Case Report: Gastric tube cancer after esophagectomy - Retro
A 57-year-old patient developed a gastric tube adenocarcinoma after oncological esophagectomy of a squamous cell cancer. The squamous cell cancer was diagnosed in the mid third of the esophagus 6 years earlier, and its initial stage was T1bN0M0. It was treated via definitive chemoradiation at 60 Gy and chemotherapy with fluorouracil and cisplatin. The chemoradiation was performed according to the protocol of the JCOG 0502 study, which is an ongoing prospective study comparing esophagectomy with definitive chemoradiotherapy for T1bN0 cancers; it includes both randomized and patient preference arms [12]. The recurrence of tumor was suspected locally 2 years after treatment and was resected by performing thoracoscopic subtotal esophagectomy and two field-lymphadenectomy in a salvage setting. Reconstruction was accomplished via gastric pull-up through the retrosternal route and cervical anastomosis.

At the annual endoscopic follow-up 4 years after esophagectomy, a tumor was detected around the pylorus of the gastric conduit. The tumor was histologically diagnosed as an adenocarcinoma, and its clinical stage based on preoperative computed tomography (CT) and endoscopic ultrasound was cT3N1M0; hence, surgical resection was indicated. A single lymphatic metastasis was suspected in the infrapyloric lymph node (lymph node station number 6a according to the Japanese classification of gastric cancer). Preoperative CT showed that the tumor was entirely within the abdomen.

Resection of the proximal right gastroepiploic artery was necessary to achieve an adequate extent of lymphadenectomy, especially considering the suspected metastasis in the infrapyloric lymph node. Thus, we planned to perform distal partial resection of the gastric tube, followed by lymphadenectomy along and reconstruction of the right gastroepiploic artery. The right gastric artery was preserved during gastric tube resection. After proximal resection of the right gastroepiploic artery, the remnant vessel had visible retrograde pulsation, contrary to our expectation. The oral resection margin of the gastric wall had sufficient blood supply owing to retrograde perfusion. Because there was no sign of macroscopic ischemia for more than 20 minutes after resection of the right gastroepiploic artery, we decided to forego its reconstruction. Gastrointestinal reconstruction was performed by end-to-side gastroenterostomy in the Billroth II position.

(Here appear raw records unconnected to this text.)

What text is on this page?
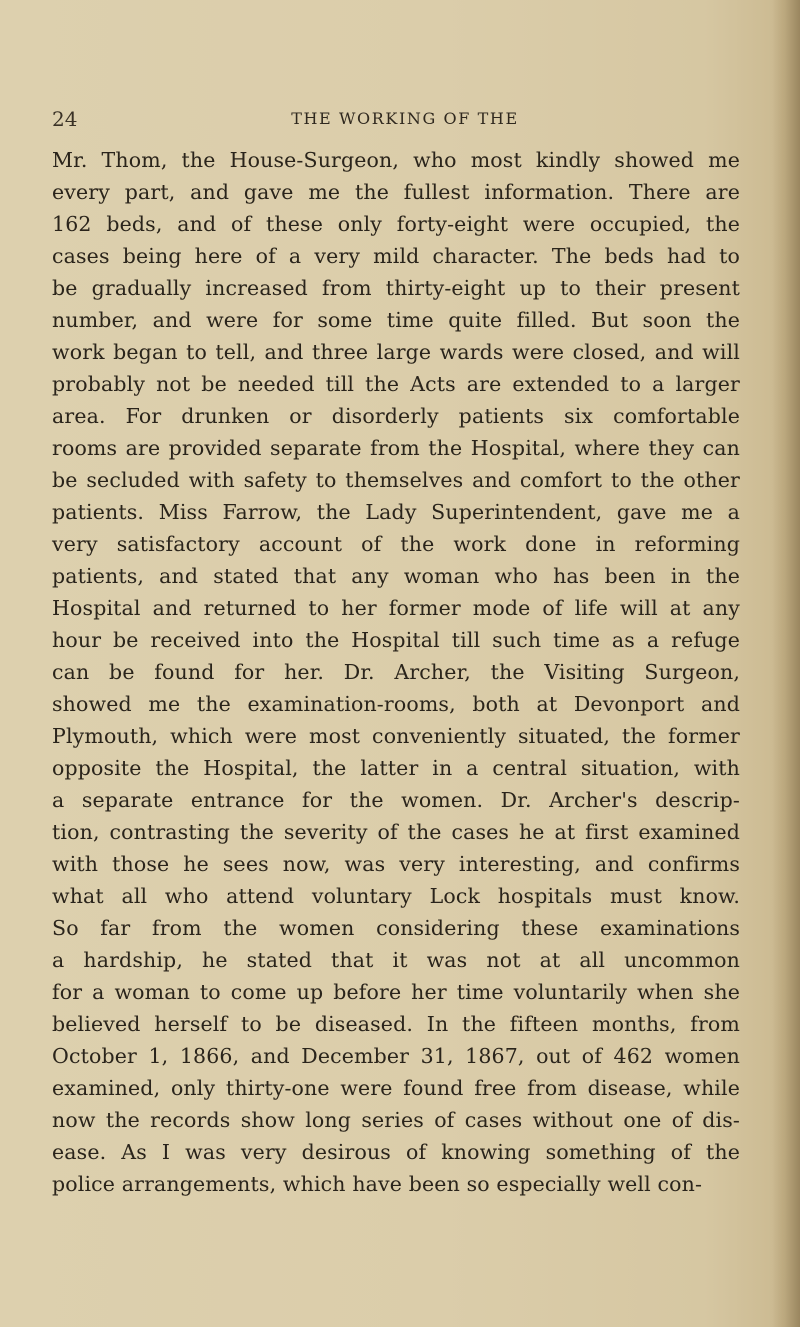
24	THE WORKING OF THE
Mr. Thom, the House-Surgeon, who most kindly showed me
every part, and gave me the fullest information. There are
162 beds, and of these only forty-eight were occupied, the
cases being here of a very mild character. The beds had to
be gradually increased from thirty-eight up to their present
number, and were for some time quite filled. But soon the
work began to tell, and three large wards were closed, and will
probably not be needed till the Acts are extended to a larger
area. For drunken or disorderly patients six comfortable
rooms are provided separate from the Hospital, where they can
be secluded with safety to themselves and comfort to the other
patients. Miss Farrow, the Lady Superintendent, gave me a
very satisfactory account of the work done in reforming
patients, and stated that any woman who has been in the
Hospital and returned to her former mode of life will at any
hour be received into the Hospital till such time as a refuge
can be found for her. Dr. Archer, the Visiting Surgeon,
showed me the examination-rooms, both at Devonport and
Plymouth, which were most conveniently situated, the former
opposite the Hospital, the latter in a central situation, with
a separate entrance for the women. Dr. Archer's descrip-
tion, contrasting the severity of the cases he at first examined
with those he sees now, was very interesting, and confirms
what all who attend voluntary Lock hospitals must know.
So far from the women considering these examinations
a hardship, he stated that it was not at all uncommon
for a woman to come up before her time voluntarily when she
believed herself to be diseased. In the fifteen months, from
October 1, 1866, and December 31, 1867, out of 462 women
examined, only thirty-one were found free from disease, while
now the records show long series of cases without one of dis-
ease. As I was very desirous of knowing something of the
police arrangements, which have been so especially well con-
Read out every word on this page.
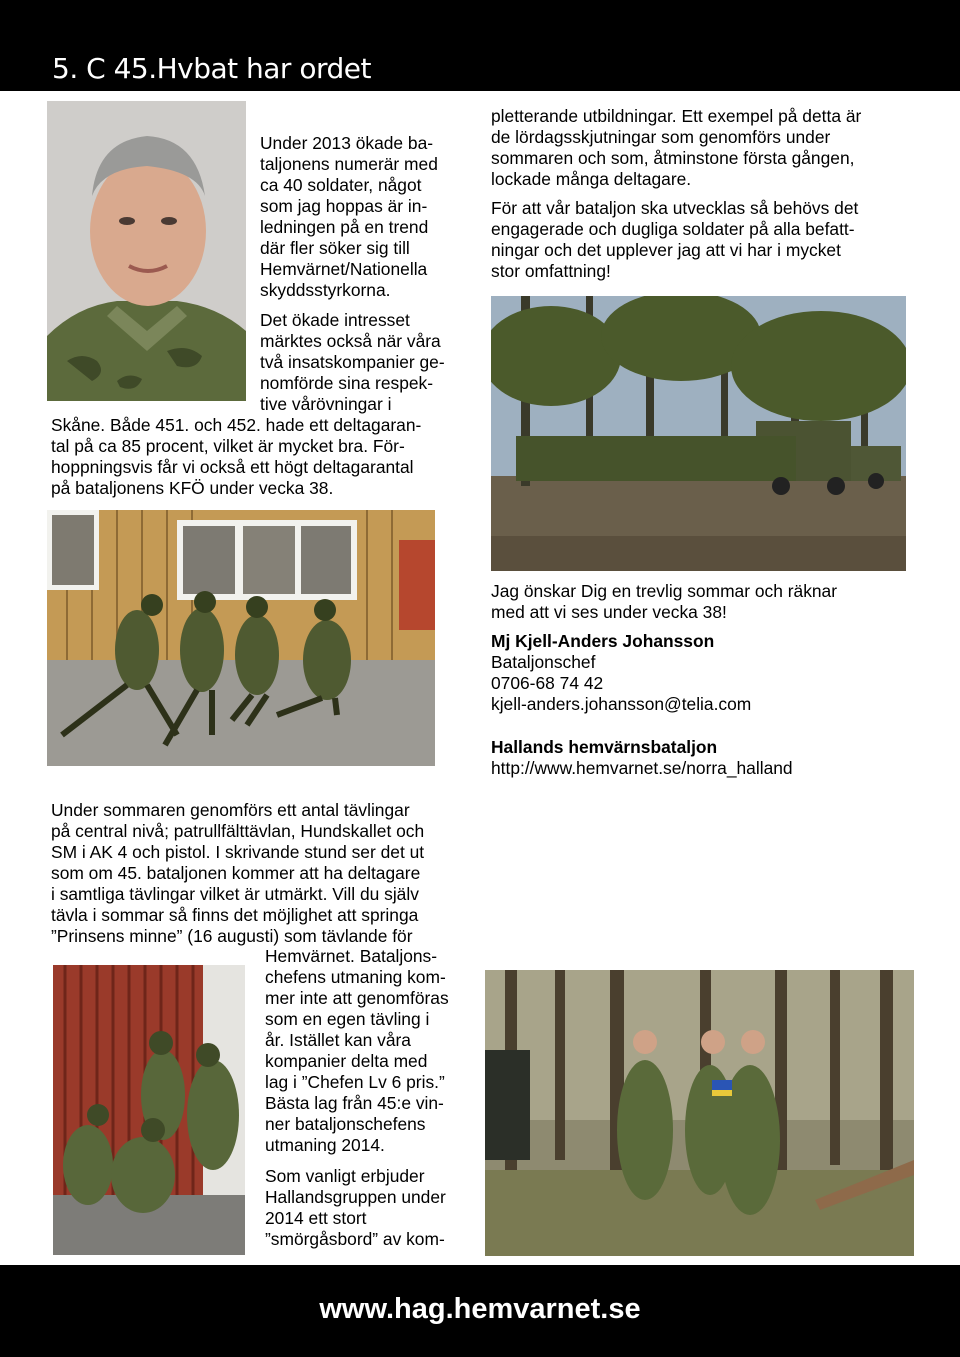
5. C 45.Hvbat har ordet
Under 2013 ökade ba-
taljonens numerär med
ca 40 soldater, något
som jag hoppas är in-
ledningen på en trend
där fler söker sig till
Hemvärnet/Nationella
skyddsstyrkorna.
Det ökade intresset
märktes också när våra
två insatskompanier ge-
nomförde sina respek-
tive vårövningar i
Skåne. Både 451. och 452. hade ett deltagaran-
tal på ca 85 procent, vilket är mycket bra. För-
hoppningsvis får vi också ett högt deltagarantal
på bataljonens KFÖ under vecka 38.
Under sommaren genomförs ett antal tävlingar
på central nivå; patrullfälttävlan, Hundskallet och
SM i AK 4 och pistol. I skrivande stund ser det ut
som om 45. bataljonen kommer att ha deltagare
i samtliga tävlingar vilket är utmärkt. Vill du själv
tävla i sommar så finns det möjlighet att springa
”Prinsens minne” (16 augusti) som tävlande för
Hemvärnet. Bataljons-
chefens utmaning kom-
mer inte att genomföras
som en egen tävling i
år. Istället kan våra
kompanier delta med
lag i ”Chefen Lv 6 pris.”
Bästa lag från 45:e vin-
ner bataljonschefens
utmaning 2014.
Som vanligt erbjuder
Hallandsgruppen under
2014 ett stort
”smörgåsbord” av kom-
pletterande utbildningar. Ett exempel på detta är
de lördagsskjutningar som genomförs under
sommaren och som, åtminstone första gången,
lockade många deltagare.
För att vår bataljon ska utvecklas så behövs det
engagerade och dugliga soldater på alla befatt-
ningar och det upplever jag att vi har i mycket
stor omfattning!
Jag önskar Dig en trevlig sommar och räknar
med att vi ses under vecka 38!
Mj Kjell-Anders Johansson
Bataljonschef
0706-68 74 42
kjell-anders.johansson@telia.com
Hallands hemvärnsbataljon
http://www.hemvarnet.se/norra_halland
www.hag.hemvarnet.se
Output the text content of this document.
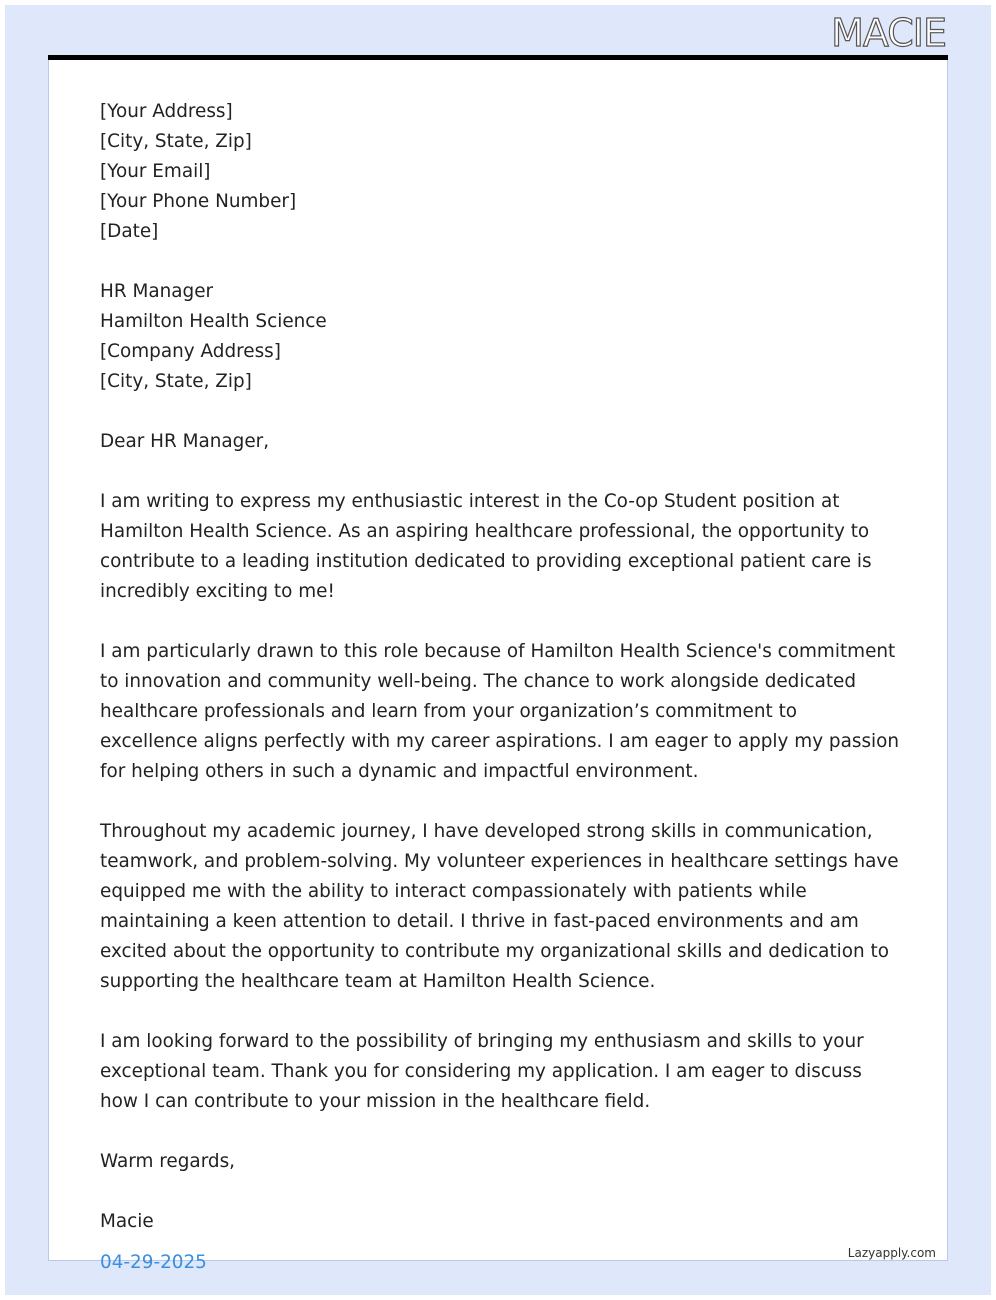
MACIE
[Your Address]
[City, State, Zip]
[Your Email]
[Your Phone Number]
[Date]
HR Manager
Hamilton Health Science
[Company Address]
[City, State, Zip]
Dear HR Manager,

I am writing to express my enthusiastic interest in the Co-op Student position at Hamilton Health Science. As an aspiring healthcare professional, the opportunity to contribute to a leading institution dedicated to providing exceptional patient care is incredibly exciting to me!

I am particularly drawn to this role because of Hamilton Health Science's commitment to innovation and community well-being. The chance to work alongside dedicated healthcare professionals and learn from your organization’s commitment to excellence aligns perfectly with my career aspirations. I am eager to apply my passion for helping others in such a dynamic and impactful environment.

Throughout my academic journey, I have developed strong skills in communication, teamwork, and problem-solving. My volunteer experiences in healthcare settings have equipped me with the ability to interact compassionately with patients while maintaining a keen attention to detail. I thrive in fast-paced environments and am excited about the opportunity to contribute my organizational skills and dedication to supporting the healthcare team at Hamilton Health Science.

I am looking forward to the possibility of bringing my enthusiasm and skills to your exceptional team. Thank you for considering my application. I am eager to discuss how I can contribute to your mission in the healthcare field.

Warm regards,
Macie
04-29-2025	Lazyapply.com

The postoperative course was uncomplicated. Six days after surgery, the patient began oral intake of nutrients. Eleven days after surgery, the patient was fully recovered and discharged in good clinical condition. Based on postoperative histopathological examination of a surgical specimen, the pathological stage of the gastric tube tumor was pT3N1M0. A positive extranodal lymphatic metastasis was observed in the tissue along the right gastroepiploic artery (lymph node station number 4d, which is continuous with the infrapyloric lymph node). Three months after surgery, the patient was doing well without any sign of recurrence.